Um grupo de congressistas apresentou a PEC 37, que retira do Ministério Público o poder de investigação – uma ode aos desmandos políticos. Ninguém protestou. Na semana passada, o ministro do STF Antônio Dias Toffoli afirmou que o julgamento do Mensalão ainda vai durar dois anos. Ninguém protestou. A inflação voltou: dos 315 itens que compõem o Índice Geral de Preços (IGP), 250 tiveram aumentos exorbitantes. Ninguém protestou. O atual governo perdoou dívida de US$ 1 bilhão de alguns países da África com o Brasil.
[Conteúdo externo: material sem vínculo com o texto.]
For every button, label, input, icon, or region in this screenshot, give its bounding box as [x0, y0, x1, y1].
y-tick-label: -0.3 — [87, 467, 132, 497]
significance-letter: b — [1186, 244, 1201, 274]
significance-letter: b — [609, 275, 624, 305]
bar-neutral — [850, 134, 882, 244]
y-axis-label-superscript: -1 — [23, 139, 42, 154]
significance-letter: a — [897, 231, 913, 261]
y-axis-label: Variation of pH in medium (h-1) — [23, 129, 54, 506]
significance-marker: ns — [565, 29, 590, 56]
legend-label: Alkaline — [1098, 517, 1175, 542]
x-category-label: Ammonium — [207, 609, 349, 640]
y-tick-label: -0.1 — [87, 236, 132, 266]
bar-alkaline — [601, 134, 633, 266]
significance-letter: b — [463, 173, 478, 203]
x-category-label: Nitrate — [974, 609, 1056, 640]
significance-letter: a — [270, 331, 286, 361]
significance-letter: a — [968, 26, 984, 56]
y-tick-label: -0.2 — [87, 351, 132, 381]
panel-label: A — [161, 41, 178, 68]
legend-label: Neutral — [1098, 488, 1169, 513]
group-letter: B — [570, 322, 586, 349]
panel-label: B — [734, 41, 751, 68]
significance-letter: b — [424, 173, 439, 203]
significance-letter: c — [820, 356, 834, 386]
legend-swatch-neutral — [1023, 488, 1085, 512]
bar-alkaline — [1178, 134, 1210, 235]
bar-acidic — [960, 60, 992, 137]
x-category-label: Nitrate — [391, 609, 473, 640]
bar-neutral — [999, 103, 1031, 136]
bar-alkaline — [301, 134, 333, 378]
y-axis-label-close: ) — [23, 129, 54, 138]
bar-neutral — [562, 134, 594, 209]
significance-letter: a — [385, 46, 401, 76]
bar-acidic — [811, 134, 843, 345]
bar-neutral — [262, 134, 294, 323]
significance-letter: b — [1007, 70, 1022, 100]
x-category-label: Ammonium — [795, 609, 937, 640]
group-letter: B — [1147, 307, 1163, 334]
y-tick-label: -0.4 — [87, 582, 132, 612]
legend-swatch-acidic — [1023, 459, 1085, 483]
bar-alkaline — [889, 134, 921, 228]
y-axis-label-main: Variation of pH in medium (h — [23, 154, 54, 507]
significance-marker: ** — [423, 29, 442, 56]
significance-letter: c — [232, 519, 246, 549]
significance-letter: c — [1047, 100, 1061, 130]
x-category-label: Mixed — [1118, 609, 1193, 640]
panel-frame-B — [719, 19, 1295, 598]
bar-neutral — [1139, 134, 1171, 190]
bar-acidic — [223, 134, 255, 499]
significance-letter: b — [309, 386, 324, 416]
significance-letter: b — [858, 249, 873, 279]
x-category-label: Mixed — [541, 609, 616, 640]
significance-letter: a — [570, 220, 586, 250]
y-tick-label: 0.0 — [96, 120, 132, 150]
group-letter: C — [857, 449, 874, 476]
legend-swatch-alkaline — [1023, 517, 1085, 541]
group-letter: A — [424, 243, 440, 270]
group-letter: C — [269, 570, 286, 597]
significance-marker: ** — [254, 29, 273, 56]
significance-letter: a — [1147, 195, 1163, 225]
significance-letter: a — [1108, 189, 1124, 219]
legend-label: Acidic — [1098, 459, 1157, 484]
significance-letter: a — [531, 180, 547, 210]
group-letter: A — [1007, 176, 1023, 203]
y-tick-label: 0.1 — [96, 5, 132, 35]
Ninguém foi às ruas protestar.
É salutar toda essa luta por um novo Brasil. No entanto, não se pode dizer que o país acordou agora; as massas é que dormiam diante dos latentes fatos da política nefasta que se alastra pelos corredores do poder. O manifesto critica a postura leniente daqueles que elegeram, mas grande parte dos manifestantes vive uma letargia sem fim: não acompanha as sessões, não participa de conselhos, não sugere e pouco opina. Se os politicos tomaram conta do país, foi porque a sociedade, adormecida, assim permitiu.
Há a vontade de mudar o Brasil. O grande ganho de atos como os da última semana é fazer a sociedade parar, refletir, contestar e, principalmente, com ações concretas e participação popular direta na política, impedir que governos se transformem em tiranias.